You’d think that, readers, but you’d be wrong. Because there’s a decent chance that I could be on that list.
In it’s infinite wisdom, the US government has left a wide-open definition for “terrorist” and “suspected terrorist” is even broader.
What gets used as indicators of suspected terrorism?
Credit scores. Missing fingers. Buying flashlights. “Exaggerated Yawning.”
Now look at me.
I spent the whole of my formative years in Muslim-majority Middle Eastern countries. I speak Arabic. I’m vocally pro-Palestinian, pro-Basque, and pro-Catalan. I’ve been brazen in my support of accused “traitors” Edward Snowden and Chelsea Manning. I’ve called for the release of Mumia Abu-Jamal and Leonard Peltier. I’ve signed petitions for the southwestern states to secede from the union- to say nothing of petitions demanding the immediate impeachment of Presidents Bush and Obama.
Now I don’t know if I’m on a list, but I wouldn’t be surprised. After all, I seem to get “randomly selected” a whole *****ing lot at the airports- getting taken through the Rapiscan machines and getting patted-down by TSA agents. And lest anyone accuse me of being melodramatic, the Department of Justice has just passed a ruling allowing the “No Fly List” to be used as criteria for banning someone from buying a gun.
You remember the No Fly List, right?
It makes its way into the news every once in a while because there’s some fresh story of a toddler being prevented from boarding a flight because he or she has a name similar to someone on the list. It’s the go-to example of how an overly-broad measure does more to curtail civil liberties than provide security.
And yet these same ridiculously broad criteria and glitch-riddled systems are going to be used to determine who does and does not have the right to self-defense. Not for being a terrorist, but for the crime of being suspected of being a terrorist.
Now last time I checked, this was America.
Now I’m prettying dang sure that people can be punished for being suspected of crimes- they either get arrested or they get to go about their business as free citizens. Punishing people for “potential” crimes is to make everyone a suspect.

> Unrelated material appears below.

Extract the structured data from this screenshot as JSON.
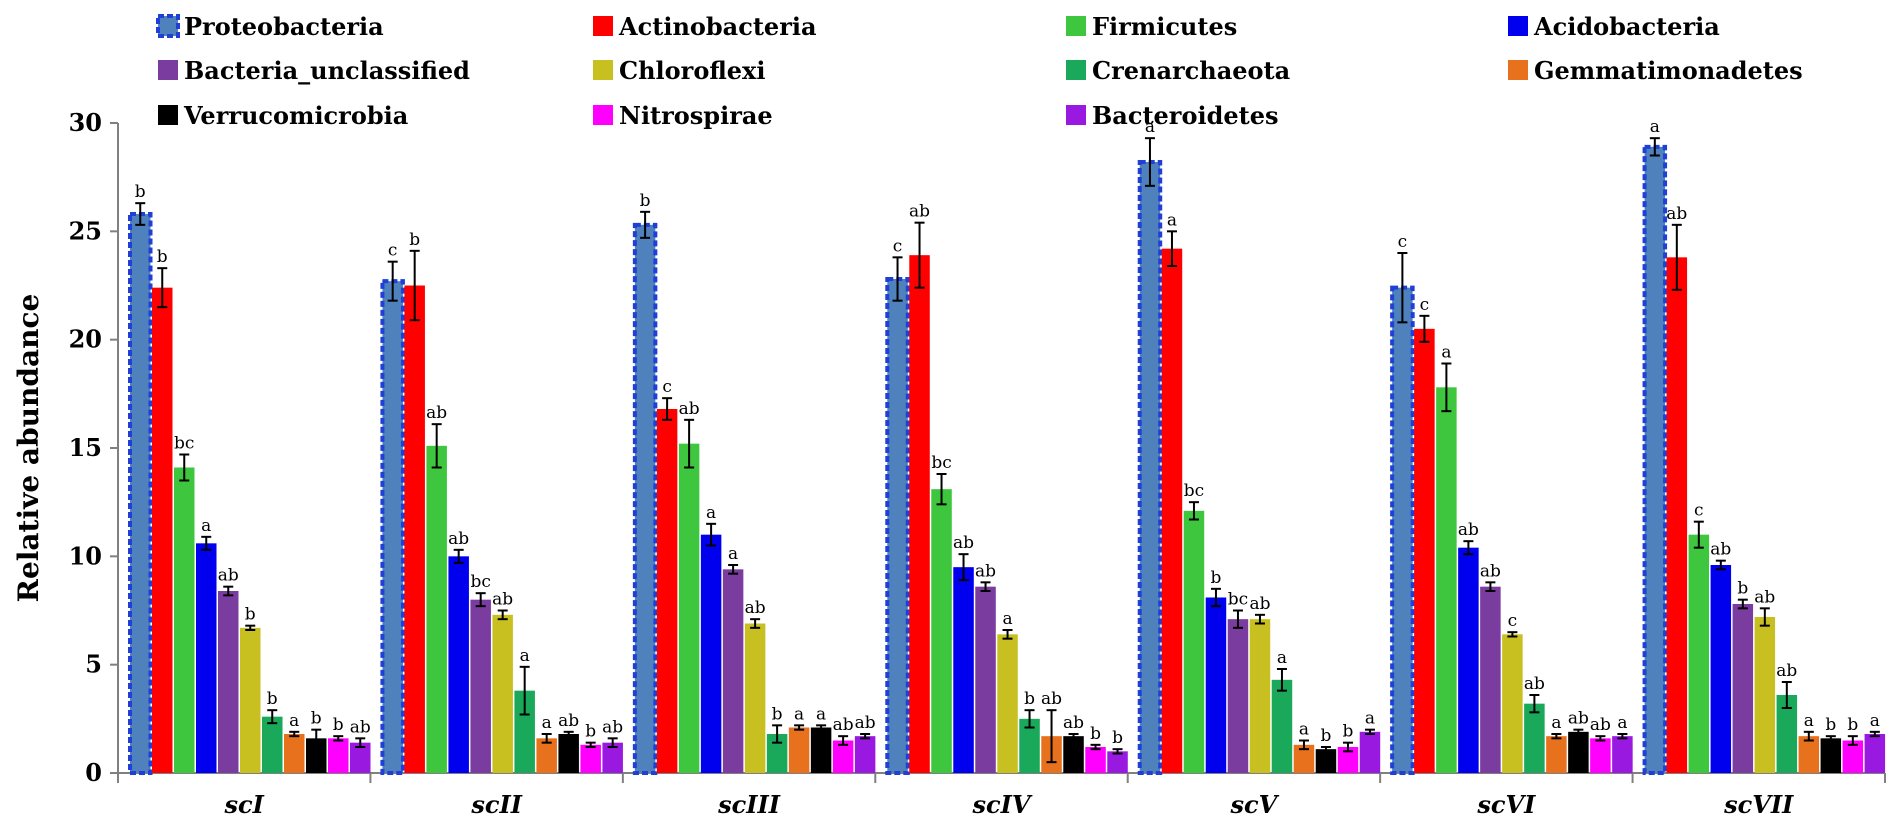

Now as tin-foil-hat as that might sound-
-I’m not trying to claim that the government is directly attempting to disarm the whole US population by starting with the fringe-elements of society. I do think a bunch of well-meaning and less-than-well-meaning politicians are trying to provide safety/the-illusion-of-safety by sacrificing the rights of the a few weirdos and radicals upon the altar of public good. It’s not as nefarious as some folks would have you believe, but it absolutely is blatantly unconstitutional, and it essentially criminalizes holding any kind of “unpopular” or alternative beliefs. And unless you believe that everything is absolute 100% wonderful in the world, you may find yourself on the wrong side of this legislation. Maybe not today, maybe not tomorrow, maybe not ever.
But dammit, can you afford to take that risk?
Contact your representative now. Tell ’em that you support the rights of terror suspects to buy guns.
Probably not in those words, but you get the idea.